Politik : Die Grünen sponsorn sich selbst (Kommentar)

Hans Monath

Erwischt die Spendenaffäre nun auch die Grünen? Hat sich zuletzt auch jene politische Kraft kompromittiert, die sich einst als Alternative zu den sogenannten Altparteien präsentierte und mit dem hohen Anspruch auftrat, eine sauberere, von finanziellen Versuchungen freie Politik zu verwirklichen? In den Dimensionen ist die Affäre um die Spendenpraxis der grünen Bundestagsabgeordneten nicht zu vergleichen mit dem Skandal, in den Helmut Kohl und Wolfgang Schäuble verwickelt sind.
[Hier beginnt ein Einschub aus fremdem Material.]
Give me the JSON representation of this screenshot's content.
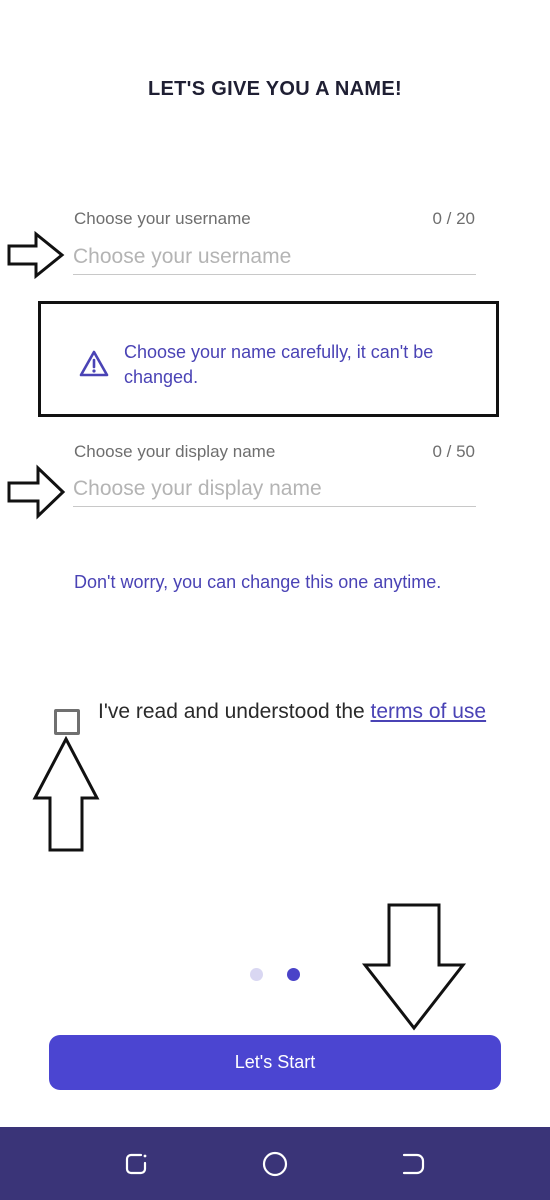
{
  "header": {
    "title": "LET'S GIVE YOU A NAME!"
  },
  "username": {
    "label": "Choose your username",
    "counter": "0 / 20",
    "placeholder": "Choose your username",
    "value": ""
  },
  "warning": {
    "icon": "warning-triangle-icon",
    "text": "Choose your name carefully, it can't be changed."
  },
  "display_name": {
    "label": "Choose your display name",
    "counter": "0 / 50",
    "placeholder": "Choose your display name",
    "value": "",
    "hint": "Don't worry, you can change this one anytime."
  },
  "terms": {
    "checked": false,
    "prefix": "I've read and understood the ",
    "link_text": "terms of use"
  },
  "pager": {
    "total": 2,
    "active": 2
  },
  "footer": {
    "start_label": "Let's Start"
  },
  "navigation": {
    "buttons": [
      "recent-apps-icon",
      "home-icon",
      "back-icon"
    ]
  },
  "colors": {
    "accent": "#4b45d1",
    "accent_text": "#4a43b5",
    "nav_bar": "#3a3478",
    "inactive_dot": "#d9d7f2"
  }
}
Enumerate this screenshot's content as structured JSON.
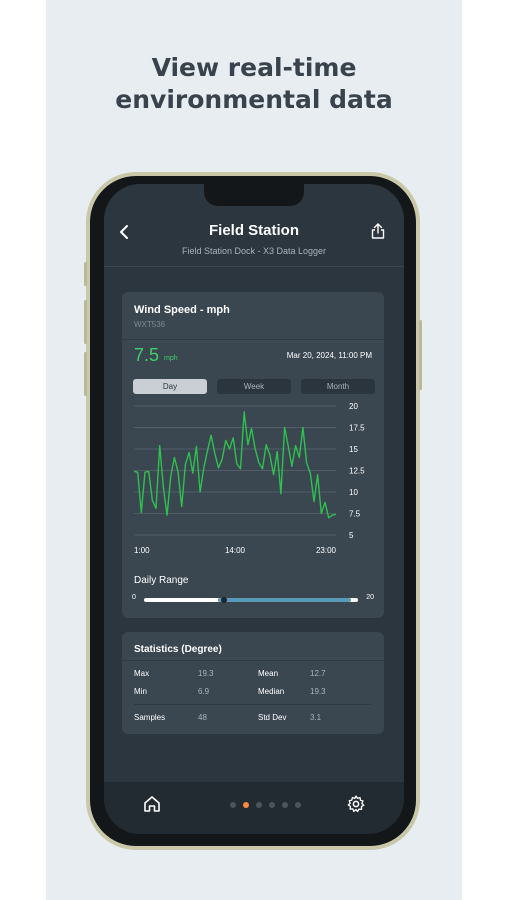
{
  "promo": {
    "line1": "View real-time",
    "line2": "environmental data"
  },
  "header": {
    "title": "Field Station",
    "subtitle": "Field Station Dock - X3 Data Logger",
    "back_icon": "chevron-left-icon",
    "share_icon": "share-icon"
  },
  "sensor_card": {
    "title": "Wind Speed - mph",
    "sensor_id": "WXT536",
    "current_value": "7.5",
    "unit": "mph",
    "timestamp": "Mar 20, 2024, 11:00 PM",
    "tabs": [
      {
        "label": "Day",
        "active": true
      },
      {
        "label": "Week",
        "active": false
      },
      {
        "label": "Month",
        "active": false
      }
    ],
    "daily_range": {
      "title": "Daily Range",
      "min_label": "0",
      "max_label": "20",
      "range_min": 0,
      "range_max": 20,
      "low": 6.9,
      "high": 19.3,
      "current": 7.5
    }
  },
  "chart_data": {
    "type": "line",
    "x_tick_labels": [
      "1:00",
      "14:00",
      "23:00"
    ],
    "y_tick_labels": [
      "20",
      "17.5",
      "15",
      "12.5",
      "10",
      "7.5",
      "5"
    ],
    "ylim": [
      5,
      20
    ],
    "grid": true,
    "line_color": "#2fc14f",
    "series": [
      {
        "values": [
          12.4,
          12.3,
          7.6,
          12.3,
          12.4,
          9.0,
          8.1,
          15.4,
          10.5,
          7.3,
          11.8,
          14.0,
          12.3,
          8.3,
          13.2,
          14.6,
          12.2,
          15.3,
          10.0,
          12.8,
          14.8,
          16.6,
          14.5,
          12.8,
          13.8,
          16.0,
          15.0,
          16.3,
          13.3,
          12.7,
          19.3,
          15.5,
          17.4,
          15.0,
          13.4,
          12.7,
          15.5,
          14.3,
          12.0,
          14.7,
          9.8,
          17.5,
          15.3,
          13.0,
          15.4,
          14.0,
          17.5,
          13.4,
          12.2,
          8.9,
          12.0,
          7.5,
          8.8,
          7.0,
          7.3,
          7.4
        ]
      }
    ]
  },
  "statistics": {
    "title": "Statistics (Degree)",
    "max_label": "Max",
    "max_value": "19.3",
    "min_label": "Min",
    "min_value": "6.9",
    "mean_label": "Mean",
    "mean_value": "12.7",
    "median_label": "Median",
    "median_value": "19.3",
    "samples_label": "Samples",
    "samples_value": "48",
    "stddev_label": "Std Dev",
    "stddev_value": "3.1"
  },
  "bottom_nav": {
    "home_icon": "home-icon",
    "settings_icon": "gear-icon",
    "page_count": 6,
    "active_page": 2
  },
  "colors": {
    "accent_green": "#3fd06a",
    "accent_orange": "#ff8a3d",
    "range_blue": "#5a9ab8"
  }
}
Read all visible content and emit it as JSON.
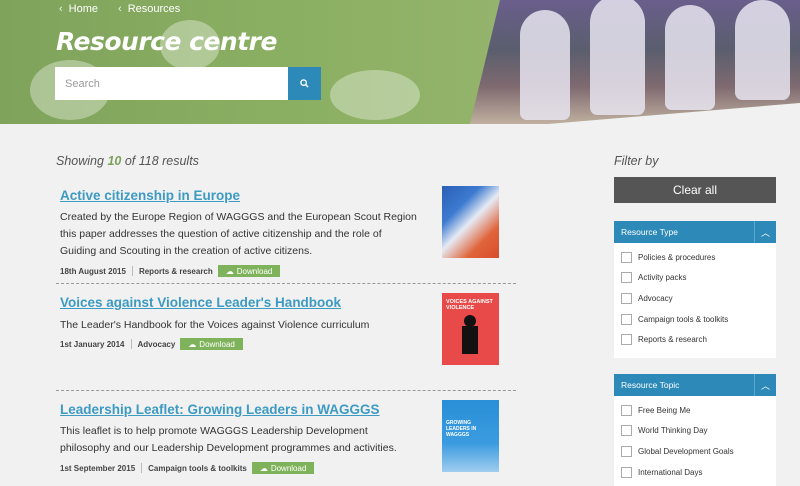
{
  "breadcrumb": {
    "home": "Home",
    "resources": "Resources"
  },
  "page_title": "Resource centre",
  "search": {
    "placeholder": "Search"
  },
  "results_summary": {
    "prefix": "Showing ",
    "shown": "10",
    "suffix": " of 118 results"
  },
  "results": [
    {
      "title": "Active citizenship in Europe",
      "description": "Created by the Europe Region of WAGGGS and the European Scout Region this paper addresses the question of active citizenship and the role of Guiding and Scouting in the creation of active citizens.",
      "date": "18th August 2015",
      "category": "Reports & research",
      "download_label": "Download"
    },
    {
      "title": "Voices against Violence Leader's Handbook",
      "description": "The Leader's Handbook for the Voices against Violence curriculum",
      "date": "1st January 2014",
      "category": "Advocacy",
      "download_label": "Download",
      "thumb_text": "VOICES AGAINST VIOLENCE"
    },
    {
      "title": "Leadership Leaflet: Growing Leaders in WAGGGS",
      "description": "This leaflet is to help promote WAGGGS Leadership Development philosophy and our Leadership Development programmes and activities.",
      "date": "1st September 2015",
      "category": "Campaign tools & toolkits",
      "download_label": "Download",
      "thumb_text": "GROWING LEADERS IN WAGGGS"
    }
  ],
  "sidebar": {
    "filter_label": "Filter by",
    "clear_all": "Clear all",
    "resource_type": {
      "heading": "Resource Type",
      "options": [
        "Policies & procedures",
        "Activity packs",
        "Advocacy",
        "Campaign tools & toolkits",
        "Reports & research"
      ]
    },
    "resource_topic": {
      "heading": "Resource Topic",
      "options": [
        "Free Being Me",
        "World Thinking Day",
        "Global Development Goals",
        "International Days"
      ]
    }
  },
  "colors": {
    "accent_blue": "#2d8ab8",
    "link_blue": "#3c9ac3",
    "download_green": "#7fb35b",
    "count_green": "#7ba05b"
  }
}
Niemand wirft den Grünen vor, finanzkräftige Mittelsmänner hätten mit Partei-Spenden wirtschaftliche Interessen durchsetzen wollen. Aber Fehler, das hat der Bundesvorstand eingestanden, sind gemacht worden.

Es gibt da einen traurigen Zusammenhang: Die Probleme, die sich die Grünen eingehandelt haben, leiten sich ab von der alten Überzeugung, Politik nach besseren, eigenen Regeln zu gestalten. Einer der Vorsätze, mit dem sich die neue Bewegung vor der angeblichen Stumpfheit der Berufspolitik schützen wollte, war die Trennung von Amt und Mandat. In anderen Parteien leben Menschen, die Politik zu ihrem Beruf gemacht haben, von Diäten. Und führen nebenher ihre Partei. Die chronisch unterfinanzierte Grünen-Bundesgeschäftsstelle und ihre Spitzenleute sind angewiesen auf die Finanzierung durch die Parlamentarier.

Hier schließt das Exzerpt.